Photo : Radio-Canada / Ivanoh Demers

Les professionnels de la santé en grève doivent assurer des services essentiels, mais certains traitements de curiethérapie pour traiter le cancer de la prostate, par exemple, nécessitent la présence simultanée d'une équipe multidisciplinaire qui inclut des inhalothérapeutes, des anesthésistes ainsi que des infirmières, explique la Dre Masucci.

Ces absences à tour de rôle s’ajoutent à la pénurie actuelle de technologues.

En ce moment, on n'arrive plus à pallier, l'équilibre est trop précaire [...]. Les listes d'attente vont augmenter, c'est inévitable.

Une citation de La Dre Laura Masucci, présidente de l’Association des radio-oncologues du Québec

Au Centre hospitalier de l'Université de Montréal (CHUM), la porte-parole Andrée-Anne Toussaint précise que pour les traitements effectués au Centre intégré de cancérologie, un maximum de 10 patients par jour de grève ont vu leur rendez-vous reporté à l'intérieur d'un délai d'une semaine.

En temps normal, la plupart des 3800 patients annuels en radio-oncologie au CHUM commencent leur traitement à l’intérieur de quatre semaines.

Le Centre universitaire de santé McGill, à Montréal.

Le Centre universitaire de santé McGill (CUSM), à Montréal.

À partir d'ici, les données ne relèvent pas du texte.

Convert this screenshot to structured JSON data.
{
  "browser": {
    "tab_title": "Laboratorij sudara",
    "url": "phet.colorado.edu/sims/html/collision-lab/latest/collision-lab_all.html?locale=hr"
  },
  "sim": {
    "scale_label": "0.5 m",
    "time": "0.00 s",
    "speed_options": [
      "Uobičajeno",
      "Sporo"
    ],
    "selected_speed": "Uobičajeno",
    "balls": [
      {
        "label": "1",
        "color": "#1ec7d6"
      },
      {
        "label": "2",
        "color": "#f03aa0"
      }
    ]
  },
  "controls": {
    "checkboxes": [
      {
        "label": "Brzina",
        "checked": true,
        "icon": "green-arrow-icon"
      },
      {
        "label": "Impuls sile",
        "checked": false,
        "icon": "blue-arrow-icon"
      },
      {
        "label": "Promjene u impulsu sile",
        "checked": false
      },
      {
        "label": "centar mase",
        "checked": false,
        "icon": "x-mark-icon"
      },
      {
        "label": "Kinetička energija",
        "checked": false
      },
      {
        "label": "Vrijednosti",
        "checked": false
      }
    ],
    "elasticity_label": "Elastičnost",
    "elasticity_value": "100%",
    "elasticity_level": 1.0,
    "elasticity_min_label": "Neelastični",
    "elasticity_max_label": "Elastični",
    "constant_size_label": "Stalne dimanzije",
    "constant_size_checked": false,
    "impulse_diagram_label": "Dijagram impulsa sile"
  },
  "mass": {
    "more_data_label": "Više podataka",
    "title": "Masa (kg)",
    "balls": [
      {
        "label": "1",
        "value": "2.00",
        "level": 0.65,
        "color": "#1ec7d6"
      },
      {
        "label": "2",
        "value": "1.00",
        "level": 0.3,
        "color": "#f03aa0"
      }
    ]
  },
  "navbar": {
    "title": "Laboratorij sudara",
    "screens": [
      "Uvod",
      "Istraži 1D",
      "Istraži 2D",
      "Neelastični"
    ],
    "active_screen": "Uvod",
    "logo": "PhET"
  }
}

Photo : Radio-Canada / Sébastien Gauvin Blanchet

Son de cloche similaire au Centre universitaire de santé McGill (CUSM), dans l'ouest de Montréal, où des traitements et des examens en oncologie ont été déplacés à une date ultérieure, et ce, dans une fenêtre de sept jours, explique par courriel la porte-parole Bianca Ledoux-Cancilla. Quatre chirurgies oncologiques ont été annulées à l'Hôpital général de Montréal.

Il devient plus difficile de programmer les opérations hors délai et les interventions chirurgicales liées au cancer au fur et à mesure que le nombre de jours de grève augmente.

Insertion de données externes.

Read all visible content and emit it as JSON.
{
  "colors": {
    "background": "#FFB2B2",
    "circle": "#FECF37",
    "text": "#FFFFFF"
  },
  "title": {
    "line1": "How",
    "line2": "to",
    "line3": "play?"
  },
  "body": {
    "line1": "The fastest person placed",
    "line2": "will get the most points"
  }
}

Une citation de Bianca Ledoux-Cancilla, porte-parole du CUSM

L’an dernier, le CUSM a traité 3300 patients en radio-oncologie.

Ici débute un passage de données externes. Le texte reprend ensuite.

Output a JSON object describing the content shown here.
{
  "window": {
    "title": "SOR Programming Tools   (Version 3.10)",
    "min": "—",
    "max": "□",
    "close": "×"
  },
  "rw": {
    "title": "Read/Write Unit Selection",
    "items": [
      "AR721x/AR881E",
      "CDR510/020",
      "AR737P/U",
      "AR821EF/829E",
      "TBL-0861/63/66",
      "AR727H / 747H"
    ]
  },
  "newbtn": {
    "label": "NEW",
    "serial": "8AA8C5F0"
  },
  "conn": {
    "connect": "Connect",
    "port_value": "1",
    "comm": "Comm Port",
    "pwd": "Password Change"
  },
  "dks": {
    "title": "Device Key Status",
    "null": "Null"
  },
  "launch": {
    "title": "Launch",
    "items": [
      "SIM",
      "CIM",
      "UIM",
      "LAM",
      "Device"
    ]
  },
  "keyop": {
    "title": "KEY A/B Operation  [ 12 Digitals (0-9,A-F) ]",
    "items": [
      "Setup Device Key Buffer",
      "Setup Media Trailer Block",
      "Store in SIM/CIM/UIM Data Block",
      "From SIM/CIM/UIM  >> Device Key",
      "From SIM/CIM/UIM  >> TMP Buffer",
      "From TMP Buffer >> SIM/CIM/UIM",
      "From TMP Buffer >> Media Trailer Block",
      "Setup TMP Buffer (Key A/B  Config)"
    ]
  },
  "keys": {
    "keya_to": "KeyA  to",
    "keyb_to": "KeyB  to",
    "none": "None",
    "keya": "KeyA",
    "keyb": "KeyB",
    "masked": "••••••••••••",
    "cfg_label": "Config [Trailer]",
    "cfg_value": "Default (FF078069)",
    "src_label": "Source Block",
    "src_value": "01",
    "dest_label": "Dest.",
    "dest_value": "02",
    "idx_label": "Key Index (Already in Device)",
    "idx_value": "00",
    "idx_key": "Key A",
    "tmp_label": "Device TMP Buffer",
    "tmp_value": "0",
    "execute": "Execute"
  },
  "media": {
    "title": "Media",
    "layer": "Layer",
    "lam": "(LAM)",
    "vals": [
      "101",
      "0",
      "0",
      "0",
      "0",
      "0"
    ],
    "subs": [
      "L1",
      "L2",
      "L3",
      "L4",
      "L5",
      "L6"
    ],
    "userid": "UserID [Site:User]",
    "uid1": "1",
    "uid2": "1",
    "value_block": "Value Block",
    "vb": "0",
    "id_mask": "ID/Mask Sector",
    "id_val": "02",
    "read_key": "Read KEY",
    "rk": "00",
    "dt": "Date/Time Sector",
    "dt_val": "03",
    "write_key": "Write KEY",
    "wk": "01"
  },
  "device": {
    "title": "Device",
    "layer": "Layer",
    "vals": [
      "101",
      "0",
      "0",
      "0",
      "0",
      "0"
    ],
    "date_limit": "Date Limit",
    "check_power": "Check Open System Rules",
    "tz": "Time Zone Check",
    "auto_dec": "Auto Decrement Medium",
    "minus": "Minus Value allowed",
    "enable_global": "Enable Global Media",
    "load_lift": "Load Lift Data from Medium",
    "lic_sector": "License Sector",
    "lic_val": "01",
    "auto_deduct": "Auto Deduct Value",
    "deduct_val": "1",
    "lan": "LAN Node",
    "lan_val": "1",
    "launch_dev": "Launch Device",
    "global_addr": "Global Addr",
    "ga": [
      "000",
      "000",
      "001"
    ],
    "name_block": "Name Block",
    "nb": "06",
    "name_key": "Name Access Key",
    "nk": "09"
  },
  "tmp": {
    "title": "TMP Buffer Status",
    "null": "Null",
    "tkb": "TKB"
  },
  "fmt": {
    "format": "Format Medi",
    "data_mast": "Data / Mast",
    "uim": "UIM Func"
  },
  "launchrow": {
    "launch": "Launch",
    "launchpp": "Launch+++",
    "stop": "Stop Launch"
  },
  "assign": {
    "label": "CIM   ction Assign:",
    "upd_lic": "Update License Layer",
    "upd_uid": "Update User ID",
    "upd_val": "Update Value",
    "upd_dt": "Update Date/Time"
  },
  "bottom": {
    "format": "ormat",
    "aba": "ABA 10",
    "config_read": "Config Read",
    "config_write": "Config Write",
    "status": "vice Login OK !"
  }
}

À l’Hôpital Maisonneuve-Rosemont, dans l’est de Montréal, des répercussions se font également sentir.

Nous avons cette semaine 15 traitements de radio-oncologie qui ont été reportés sur 60 mais qui demeurent dans les délais médicalement prescrits, indique un porte-parole du CIUSSS de l’Est-de-l’Île-de-Montréal. Nous avons également 20 traitements de chimiothérapie qui ont été reportés, ce qui représente 25 % du volume.

L’an dernier, l’établissement a traité 2800 patients en radio-oncologie.

Entrevue avec le Dr Denis Soulières, hématologue et oncologue médical au Centre hospitalier de l’Université de Montréal.

Conséquences humaines

À ce jour, les cancers les plus virulents sont traités en priorité.

Ceux pour lesquels il y a un retard de traitement, ce sont les patients qu'on considère moins à risque, mais moins à risque, c'est une relativité en cancérologie, car tous les patients sont à risque, explique la présidente de l’Association des radio-oncologues du Québec.

Comme le souligne la Dre Masucci, derrière chaque chiffre, il y a un patient, il y a une famille.

Retards en chirurgie oncologique

Selon le plan stratégique du ministère de la Santé publié récemment, le réseau souhaite revenir à la situation prépandémique avec 65 % des patients qui subissent une opération chirurgicale oncologique dans un délai inférieur ou égal à 28 jours.

À ce jour, en 2023-2024, à peine 45 % des 7200 patients ont été opérés dans les 28 jours, selon les données du ministère.

Le nombre de nouveaux cas de cancer devrait approcher les 68 000 cette année, que ce soit pour des atteintes aux poumons, aux seins, à la prostate ou à la zone colorectale.